Step 6 Annotate your Backstage entities
Add an annotation on each entity that should show Kubecost data. The key must match the annotationDeploymentName you set in app config. The value must match a label on your Kubernetes Deployment
# catalog-info.yaml for your service
apiVersion: backstage.io/v1alpha1
kind: Component
metadata:
name: my-service
annotations:
backstage.io/kubernetes-id: my-service
spec:
type: service
owner: team-a
lifecycle: production
Step 7 Label your Kubernetes Deployment
Add a label on your Deployment with the same key and value. This lets the plugin match the entity to the workload.

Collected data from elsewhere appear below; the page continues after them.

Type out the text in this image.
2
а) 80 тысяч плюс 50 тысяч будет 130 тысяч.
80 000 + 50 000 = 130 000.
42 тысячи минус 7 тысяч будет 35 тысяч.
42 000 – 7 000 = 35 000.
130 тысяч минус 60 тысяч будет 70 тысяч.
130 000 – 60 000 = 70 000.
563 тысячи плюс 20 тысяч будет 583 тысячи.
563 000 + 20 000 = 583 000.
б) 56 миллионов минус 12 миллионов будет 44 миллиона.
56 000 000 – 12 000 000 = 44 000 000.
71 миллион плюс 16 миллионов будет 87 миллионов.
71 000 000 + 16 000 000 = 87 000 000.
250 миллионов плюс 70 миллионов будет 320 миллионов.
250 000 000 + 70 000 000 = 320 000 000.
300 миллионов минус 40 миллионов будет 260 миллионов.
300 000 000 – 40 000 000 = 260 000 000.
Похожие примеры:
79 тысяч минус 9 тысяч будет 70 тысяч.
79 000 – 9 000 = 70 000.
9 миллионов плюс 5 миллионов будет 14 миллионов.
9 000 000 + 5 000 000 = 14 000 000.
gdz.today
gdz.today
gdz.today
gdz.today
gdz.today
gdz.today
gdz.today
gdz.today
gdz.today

If you used backstage.io/kubernetes-id in app config then label like this
# deployment.yaml
apiVersion: apps/v1
kind: Deployment
metadata:
name: my-service
labels:
app: my-service
backstage.io/kubernetes-id: my-service
spec:
selector:
matchLabels:
app: my-service
template:
metadata:
labels:
app: my-service
backstage.io/kubernetes-id: my-service
spec:
containers:
- name: my-service
image: ghcr.io/my-org/my-service:latest
If the deployment runs in more than one cluster the plugin will show costs from each cluster.
Step 8 Optional tuning
You can adjust how costs are grouped and displayed
- sharedNamespaces share costs across these namespaces
- queryframes control time ranges such as week month yesterday today lastweek
- unitprefix sets the currency symbol
- fractionDigits sets decimals for costs and averages
- shareTenancyCosts include shared tenancy costs
- aggregate group costs by controller
- showDashboardLink show a link to the Kubecost web UI based on baseUrl
Example
kubecost:
baseUrl: https://kubecost.example.com
sharedNamespaces: shared,platform
queryframes: week,month
unitprefix: '$'
fractionDigits: 2
shareTenancyCosts: true
aggregate: true
showDashboardLink: true
Backend setup
New backend system
No backend package to install. The plugin reads from the Kubecost API using the baseUrl you set in app config. You do not add anything to the new backend system
Old backend system
No backend package to install. You do not add anything to packages backend
Notes on multi cluster
The plugin supports multiple clusters. Use the same label key and value on each Deployment across clusters. The page will show costs per cluster automatically
Changelog
The Kubecost plugin has not seen any significant changes since 6 months ago.